Our interests in this are thwarting Islomafacists, the reason for removing Assad is related to his support for these groups. Russia has an interest in keeping their client state in power, but to think that they would allow an Islamic state to form in the vacuum is to forget their experiences in Chechnia, which I am certain Putin has not.

    Henry Hawkins in reply to Aonghus. | September 9, 2013 at 4:03 pm

    Who has the greater influence over Syria, Russia or Iran, and do we suppose Iran would mind an Islamic theocracy in Syria?

    Merlin in reply to Aonghus. | September 9, 2013 at 4:42 pm

    Unless verification occurs at the point of a gun it isn’t likely to occur at all and Assad would be a fool to allow such a thing. Without reliable verification you have nothing more than a shell game which puts us no further along three years from now than where we stand today. Regime change in Syria is Obama’s true endgame.

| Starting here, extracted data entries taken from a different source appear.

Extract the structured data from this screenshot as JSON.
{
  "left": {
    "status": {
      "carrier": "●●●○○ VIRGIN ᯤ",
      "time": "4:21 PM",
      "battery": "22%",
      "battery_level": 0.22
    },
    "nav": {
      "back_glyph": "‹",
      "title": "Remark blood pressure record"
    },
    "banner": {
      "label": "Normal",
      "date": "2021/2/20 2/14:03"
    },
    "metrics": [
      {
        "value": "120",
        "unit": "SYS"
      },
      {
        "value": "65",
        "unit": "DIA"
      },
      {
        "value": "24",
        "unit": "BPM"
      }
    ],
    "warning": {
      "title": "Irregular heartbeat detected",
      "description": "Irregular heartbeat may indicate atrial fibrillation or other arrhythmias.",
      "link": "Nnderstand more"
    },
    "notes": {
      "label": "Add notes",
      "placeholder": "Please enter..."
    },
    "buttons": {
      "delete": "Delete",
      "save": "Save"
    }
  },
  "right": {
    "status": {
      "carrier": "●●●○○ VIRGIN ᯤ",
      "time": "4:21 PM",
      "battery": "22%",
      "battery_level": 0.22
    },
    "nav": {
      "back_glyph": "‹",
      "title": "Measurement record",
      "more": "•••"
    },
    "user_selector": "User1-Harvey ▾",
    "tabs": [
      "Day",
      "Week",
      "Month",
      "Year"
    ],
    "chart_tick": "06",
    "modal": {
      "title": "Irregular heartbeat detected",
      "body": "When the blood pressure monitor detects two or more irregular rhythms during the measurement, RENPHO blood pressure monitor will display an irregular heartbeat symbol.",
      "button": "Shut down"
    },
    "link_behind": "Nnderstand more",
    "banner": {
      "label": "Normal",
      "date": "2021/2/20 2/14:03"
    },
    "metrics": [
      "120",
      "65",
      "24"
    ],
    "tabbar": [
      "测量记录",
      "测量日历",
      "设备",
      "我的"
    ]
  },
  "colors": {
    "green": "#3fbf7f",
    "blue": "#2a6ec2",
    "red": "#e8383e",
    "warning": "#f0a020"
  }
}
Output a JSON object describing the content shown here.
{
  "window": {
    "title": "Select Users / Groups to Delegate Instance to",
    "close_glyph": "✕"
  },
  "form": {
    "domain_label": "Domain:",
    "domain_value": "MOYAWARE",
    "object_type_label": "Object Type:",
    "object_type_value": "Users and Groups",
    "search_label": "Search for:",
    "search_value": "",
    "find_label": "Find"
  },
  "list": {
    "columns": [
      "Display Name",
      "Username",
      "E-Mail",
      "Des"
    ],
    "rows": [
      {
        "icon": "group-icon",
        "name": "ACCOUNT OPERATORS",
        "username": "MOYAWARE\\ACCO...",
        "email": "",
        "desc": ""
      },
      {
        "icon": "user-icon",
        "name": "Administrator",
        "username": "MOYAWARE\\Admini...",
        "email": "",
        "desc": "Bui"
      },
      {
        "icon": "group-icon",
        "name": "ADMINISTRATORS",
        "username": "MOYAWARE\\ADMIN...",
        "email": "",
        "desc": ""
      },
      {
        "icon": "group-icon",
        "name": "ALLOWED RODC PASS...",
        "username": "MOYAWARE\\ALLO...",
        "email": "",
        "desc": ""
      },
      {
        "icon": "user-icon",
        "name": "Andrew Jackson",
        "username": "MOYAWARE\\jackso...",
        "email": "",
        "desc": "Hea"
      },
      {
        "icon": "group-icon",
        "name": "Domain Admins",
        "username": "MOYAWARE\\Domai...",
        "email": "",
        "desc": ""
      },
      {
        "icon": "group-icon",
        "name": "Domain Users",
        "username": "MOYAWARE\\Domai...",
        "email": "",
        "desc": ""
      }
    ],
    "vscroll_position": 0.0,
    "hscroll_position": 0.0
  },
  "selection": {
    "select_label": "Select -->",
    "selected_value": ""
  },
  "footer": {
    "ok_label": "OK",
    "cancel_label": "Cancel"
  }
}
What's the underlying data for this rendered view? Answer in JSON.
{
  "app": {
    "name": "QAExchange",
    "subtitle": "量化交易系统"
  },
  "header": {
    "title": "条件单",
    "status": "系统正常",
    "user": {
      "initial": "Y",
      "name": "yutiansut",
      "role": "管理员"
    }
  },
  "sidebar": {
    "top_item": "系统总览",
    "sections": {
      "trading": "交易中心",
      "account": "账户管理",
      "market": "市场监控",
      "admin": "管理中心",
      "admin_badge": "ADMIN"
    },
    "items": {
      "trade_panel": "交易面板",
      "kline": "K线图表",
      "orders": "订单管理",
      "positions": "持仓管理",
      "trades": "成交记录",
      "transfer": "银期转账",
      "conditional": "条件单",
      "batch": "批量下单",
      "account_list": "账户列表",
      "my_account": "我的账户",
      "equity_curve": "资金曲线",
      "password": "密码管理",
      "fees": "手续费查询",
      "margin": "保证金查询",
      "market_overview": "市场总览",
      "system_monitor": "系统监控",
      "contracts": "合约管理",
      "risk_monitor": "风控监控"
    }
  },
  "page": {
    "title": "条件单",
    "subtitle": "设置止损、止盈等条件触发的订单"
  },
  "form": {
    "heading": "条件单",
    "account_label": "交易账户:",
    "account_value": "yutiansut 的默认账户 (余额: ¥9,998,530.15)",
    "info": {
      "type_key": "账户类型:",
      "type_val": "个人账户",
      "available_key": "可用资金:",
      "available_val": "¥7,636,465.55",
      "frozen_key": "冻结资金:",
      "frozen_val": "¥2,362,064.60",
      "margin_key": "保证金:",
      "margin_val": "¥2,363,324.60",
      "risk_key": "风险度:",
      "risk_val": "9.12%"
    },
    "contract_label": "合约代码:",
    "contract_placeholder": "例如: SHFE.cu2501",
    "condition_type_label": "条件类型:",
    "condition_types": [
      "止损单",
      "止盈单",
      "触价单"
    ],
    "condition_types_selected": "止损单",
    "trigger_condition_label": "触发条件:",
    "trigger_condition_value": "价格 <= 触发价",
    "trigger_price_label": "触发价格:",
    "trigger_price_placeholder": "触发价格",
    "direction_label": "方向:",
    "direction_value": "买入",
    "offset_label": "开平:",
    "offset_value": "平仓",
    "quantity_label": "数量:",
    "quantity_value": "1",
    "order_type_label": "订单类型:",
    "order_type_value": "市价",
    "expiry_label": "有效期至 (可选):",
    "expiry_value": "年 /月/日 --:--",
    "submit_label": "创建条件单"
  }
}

The chemical weapons accusations are just the latest failed mechanism.

Apparently, this is all academic:

US official to ‘Post’: Russia proposal to put Syria chemical arms under global control will go ignored

Russia proposes Syria put chemical arms under int’l control to avoid US strike; Damascus “welcomes” proposal, but stops short of saying Assad accepts it; US official: “There’s no mechanism to implement proposal.”

http://www.jpost.com/International/US-official-to-Post-Russia-proposal-to-put-Syria-chemical-arms-under-global-control-will-go-ignored-325637

Where the chemical weapons go doesn’t matter, we just need to try and retrieve our wonderful president from the punchbowl. LOL!!

As Rush would say, “wizards of smart”.

Hmmm. Two members of the State Dept were just seen at South Of The Border in SC buying up trunkloads of bottle rockets and Roman candles. Ooooooooo, Assad is gonna pay now!

    Juba Doobai! in reply to Henry Hawkins. | September 9, 2013 at 10:29 pm

    The big question is, are they going to fire the bottle rockets from their butts? Are they going to stick the Roman candles in their butts, light them, and sing a verse of the Star Spangled Banner?

Remember in the 90s when the UN set up a haven for Balkan refugees? The bad guys came with GUNS and the UN said that they could take anyone they wanted. The males were taken into the forest and killed and the UN felt really, really bad.